Biden, who will be sworn in with Obama on Jan. 20, also said he felt President George W. Bush was beginning to admit "serious" misjudgments and took another swipe in a simmering spat with Vice President Dick Cheney.
"You asked me earlier if I am worried about the exceedingly high expectations that people have for President Barack Obama," Biden told CNN's Larry King in advance excerpts of his interview with the talk-show host.
"I said domestically I wasn't so worried about that but internationally I am," Biden said, adding that foreign hopes for the incoming administration were overwhelming.
"I have been contacted by so many world leaders...they are so hungry to have an American leader who they think has a policy that reflects our stated values as well as one they can talk to."
Biden also said that he felt for Bush after an outraged local journalist threw shoes at the president during a press conference in Iraq last week.
"It's presumptuous to feel sorry for another man," said Biden. "But I feel somewhat badly for him," he said, calling the incident "uncalled for."
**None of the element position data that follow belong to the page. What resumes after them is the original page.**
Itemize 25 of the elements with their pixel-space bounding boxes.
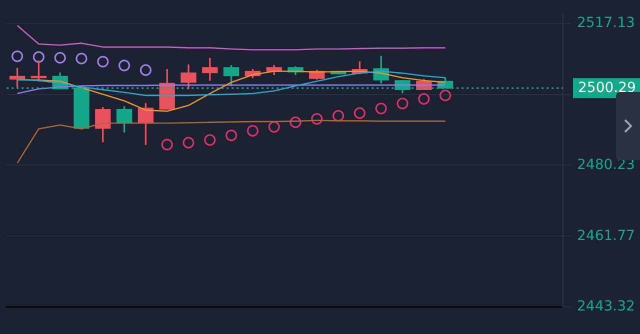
point — [32, 51, 44, 63]
point — [118, 60, 130, 72]
point — [97, 56, 109, 68]
point — [204, 134, 216, 146]
point — [140, 64, 152, 76]
point — [182, 136, 194, 148]
point — [396, 98, 408, 110]
point — [311, 113, 323, 125]
point — [76, 52, 88, 64]
point — [332, 110, 344, 122]
point — [418, 93, 430, 105]
ref-line-label: 2500.29 — [578, 80, 636, 96]
point — [354, 107, 366, 119]
point — [268, 121, 280, 133]
point — [440, 90, 452, 102]
point — [246, 124, 258, 137]
y-tick-label: 2517.13 — [577, 15, 635, 32]
point — [290, 116, 302, 128]
point — [54, 52, 66, 64]
y-tick-label: 2461.77 — [577, 228, 635, 244]
point — [375, 102, 387, 114]
point — [12, 50, 24, 62]
y-tick-label: 2443.32 — [577, 298, 635, 315]
point — [226, 130, 238, 142]
point — [161, 138, 173, 150]
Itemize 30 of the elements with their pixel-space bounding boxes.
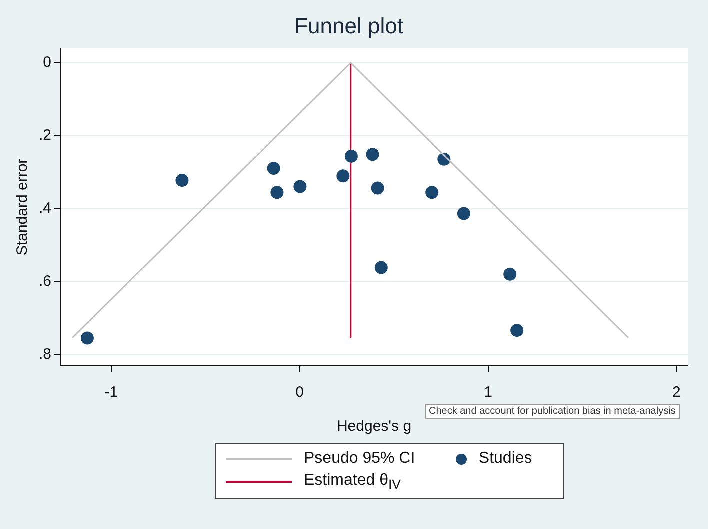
chart-title: Funnel plot xyxy=(294,13,404,38)
point xyxy=(270,186,284,200)
point xyxy=(267,162,280,176)
y-tick-label: .4 xyxy=(38,200,52,218)
point xyxy=(374,261,388,274)
point xyxy=(336,170,350,183)
x-tick-label: 0 xyxy=(296,384,304,402)
y-tick-label: .6 xyxy=(38,273,52,290)
legend-label: Pseudo 95% CI xyxy=(304,450,416,468)
x-axis-title: Hedges's g xyxy=(336,418,412,436)
point xyxy=(344,150,358,163)
point xyxy=(510,324,524,338)
point xyxy=(294,180,307,194)
point xyxy=(426,186,439,200)
x-tick-label: 2 xyxy=(672,384,681,402)
point xyxy=(80,332,94,345)
point xyxy=(176,174,189,188)
x-tick-label: 1 xyxy=(484,384,492,402)
point xyxy=(366,148,380,162)
y-tick-label: .2 xyxy=(38,127,52,144)
point xyxy=(457,207,470,220)
point xyxy=(504,268,517,281)
y-tick-label: 0 xyxy=(43,54,52,72)
y-axis-title: Standard error xyxy=(14,158,32,256)
x-tick-label: -1 xyxy=(104,384,118,402)
text: Check and account for publication bias in meta-analysis xyxy=(425,404,680,419)
y-tick-label: .8 xyxy=(38,346,52,364)
legend-label: Studies xyxy=(478,450,532,468)
legend-label: Estimated θ$_{IV}$ xyxy=(304,472,402,492)
point xyxy=(371,182,384,195)
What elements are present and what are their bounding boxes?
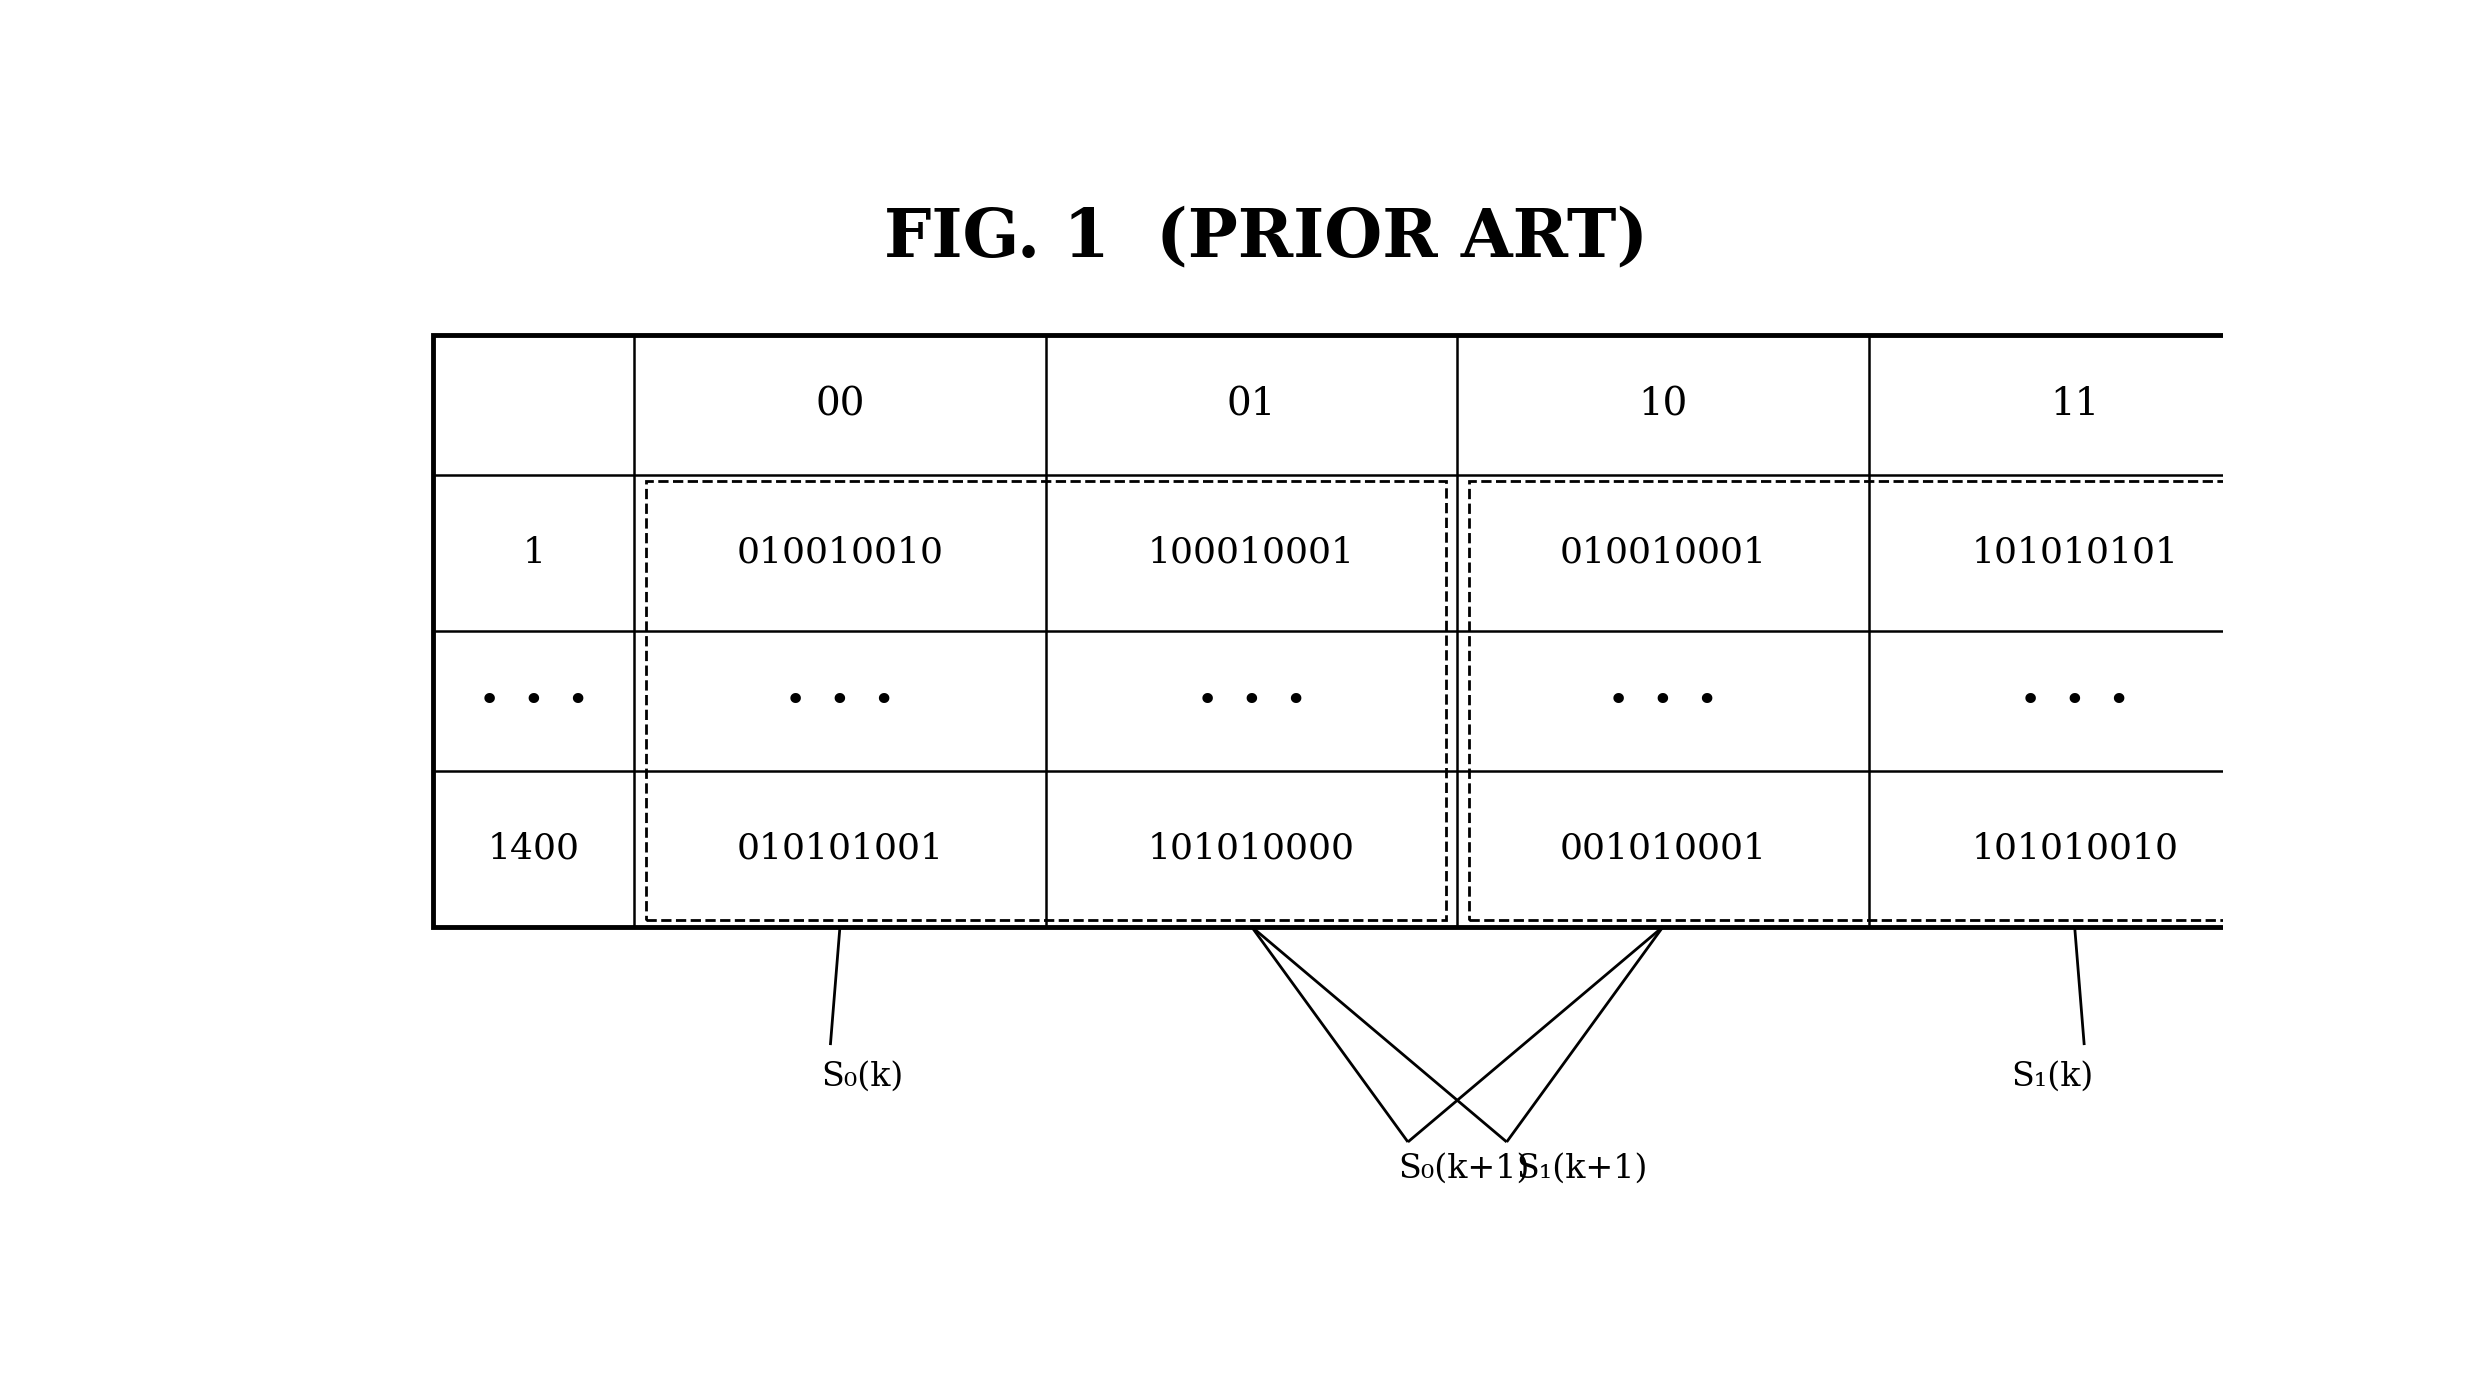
- Text: 10: 10: [1638, 386, 1687, 424]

"I think that President Bush, and unlike Vice President Cheney, is, upon reflection, beginning to acknowledge some of the serious, if not mistakes, misjudgments that he made," he said.
In an interview with Fox News broadcast Sunday, Cheney mounted a staunch defense of the Bush administration's anti-terror policies and approach on national security.
The vice president also fired a shot at his successor, suggesting Biden would diminish the role of his office.
"President-elect Obama will decide what he wants in a vice president and apparently, from the way they're talking about it, he does not expect him to have as consequential a role as I have had during my time," Cheney said.
It was the latest sharp exchange between the two men that belies the largely civil tone since November's election between the outgoing and incoming administrations.
In a campaign debate, the incoming vice president once called Cheney "dangerous" and the Delaware senator has savaged his views on executive power. On Sunday, Cheney suggested Biden didn't understand the U.S. constitution.